Bobby Moore – Human [Initiate Agent (G) Lv. 4]
Attributes:
Strength: 20-30
Vitality: 10-20
Dexterity: 20-30
Perception: 10-20
Intelligence:10-20
Willpower: 9
Skills:
[Inspect (F) – Lv. 5] [Universal Language – Lv.1] [Explosives Handling (G) – Lv. 1] [???]
The page raised more questions than answers. The first question being, what the hell did he have to do to get level 4 already? Four skills, and a somewhat-scary sounding class name. Was it supposed to be similar to a rogue archetype? No, I felt like it was keenly different. A rogue wouldn’t have [Explosives Handling], otherwise I think they’d be demoted to [Terrorist] or something. I idly wondered if I had to see the skill in action for it to register during an [Inspect] or not, and if so, how throwing a lighter would have counted towards that. It was a pretty good throw, but the flame probably would’ve died by the time it hit the ground. Did he earn the skill just then? Damn, I was starting to get antsy. I wanted to start earning skills just to see what they did. [Envy] was a scary thing.
“Something the matter?” I jumped a bit, dismissing the status screen on a beat. Moore was staring at me with a Cheshire smile that caused me a bit of grief. I had a guy with [Explosives Handling] smiling at me funny.

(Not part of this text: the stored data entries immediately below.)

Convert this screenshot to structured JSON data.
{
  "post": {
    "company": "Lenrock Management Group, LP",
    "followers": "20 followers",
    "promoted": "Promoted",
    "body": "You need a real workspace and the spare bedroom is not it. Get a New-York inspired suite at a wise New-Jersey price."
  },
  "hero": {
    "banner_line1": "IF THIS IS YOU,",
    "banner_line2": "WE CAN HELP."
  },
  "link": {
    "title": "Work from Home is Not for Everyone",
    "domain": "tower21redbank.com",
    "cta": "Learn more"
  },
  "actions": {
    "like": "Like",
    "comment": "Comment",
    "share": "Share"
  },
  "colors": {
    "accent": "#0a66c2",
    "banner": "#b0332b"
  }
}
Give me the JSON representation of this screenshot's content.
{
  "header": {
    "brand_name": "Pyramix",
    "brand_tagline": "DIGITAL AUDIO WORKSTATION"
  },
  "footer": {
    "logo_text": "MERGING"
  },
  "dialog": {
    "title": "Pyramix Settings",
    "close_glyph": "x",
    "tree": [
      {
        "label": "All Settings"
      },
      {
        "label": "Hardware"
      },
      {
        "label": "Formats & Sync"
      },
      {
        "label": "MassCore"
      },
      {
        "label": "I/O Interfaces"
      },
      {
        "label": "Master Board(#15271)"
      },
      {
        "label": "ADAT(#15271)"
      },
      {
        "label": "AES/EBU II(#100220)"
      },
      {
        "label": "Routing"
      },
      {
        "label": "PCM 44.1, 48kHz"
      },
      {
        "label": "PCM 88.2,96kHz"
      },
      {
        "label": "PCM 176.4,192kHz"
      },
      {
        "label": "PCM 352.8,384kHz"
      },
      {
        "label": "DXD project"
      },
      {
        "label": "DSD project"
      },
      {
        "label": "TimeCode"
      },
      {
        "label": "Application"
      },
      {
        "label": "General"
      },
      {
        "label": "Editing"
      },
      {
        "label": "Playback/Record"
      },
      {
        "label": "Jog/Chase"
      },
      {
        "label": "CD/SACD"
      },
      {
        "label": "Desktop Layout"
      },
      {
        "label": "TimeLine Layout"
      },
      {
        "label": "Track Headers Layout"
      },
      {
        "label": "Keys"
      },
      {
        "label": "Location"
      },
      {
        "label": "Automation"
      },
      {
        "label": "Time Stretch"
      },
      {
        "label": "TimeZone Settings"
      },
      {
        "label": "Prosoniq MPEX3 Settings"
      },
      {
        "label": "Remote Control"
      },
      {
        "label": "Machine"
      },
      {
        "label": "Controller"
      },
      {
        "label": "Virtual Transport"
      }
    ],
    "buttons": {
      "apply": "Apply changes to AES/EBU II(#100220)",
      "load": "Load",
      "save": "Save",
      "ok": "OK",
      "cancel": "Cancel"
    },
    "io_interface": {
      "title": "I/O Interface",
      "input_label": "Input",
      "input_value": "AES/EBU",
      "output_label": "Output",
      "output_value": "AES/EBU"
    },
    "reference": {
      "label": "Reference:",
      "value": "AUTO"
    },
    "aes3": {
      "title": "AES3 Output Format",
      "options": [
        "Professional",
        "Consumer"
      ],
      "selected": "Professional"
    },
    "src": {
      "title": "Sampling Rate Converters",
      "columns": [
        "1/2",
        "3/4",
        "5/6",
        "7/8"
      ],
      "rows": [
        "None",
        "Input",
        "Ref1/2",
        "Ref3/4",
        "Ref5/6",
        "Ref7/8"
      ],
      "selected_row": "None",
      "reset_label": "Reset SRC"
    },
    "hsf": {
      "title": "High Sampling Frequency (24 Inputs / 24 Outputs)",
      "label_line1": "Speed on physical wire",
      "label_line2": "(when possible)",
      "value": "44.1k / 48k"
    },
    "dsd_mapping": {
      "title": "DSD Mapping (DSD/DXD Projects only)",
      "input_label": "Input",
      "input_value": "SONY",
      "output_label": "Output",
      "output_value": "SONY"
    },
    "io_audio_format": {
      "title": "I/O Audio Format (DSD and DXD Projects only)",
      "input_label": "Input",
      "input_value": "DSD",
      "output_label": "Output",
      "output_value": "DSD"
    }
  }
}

Not a good sign.
He just laughed it off. “First time [Inspecting] someone else, huh? Don’t worry, I understand. It felt weird at first to me too. With a glance you can tell if someone can beat you at arm wrestling or not. It would be strange not to be freaked out by that. But it’s already helped me a ton. One look at that demon’s Dexterity and I knew I’d never be able to outrun it. So, uh, thank you, by the way. I’d be a goner otherwise.”
Well thanks for the sentiment, but then I felt ridiculous for not using [Inspect] at all. It was supposed to be a great tool, a tool an entire species could use. Moore already had it to level 5. Maybe I was severely under-utilizing it. There were a lot of things I fell behind on, it looked like. [Envy] was a very scary thing.
I passed the freshly filled ice chest to Sarah, who enthusiastically stacked it with the rest of my retrieved camping materials on the cargo bed before settling into a spot with her mother. We started off again, this time headed towards Evergreen. I made sure to keep a C battery in my pocket, this time.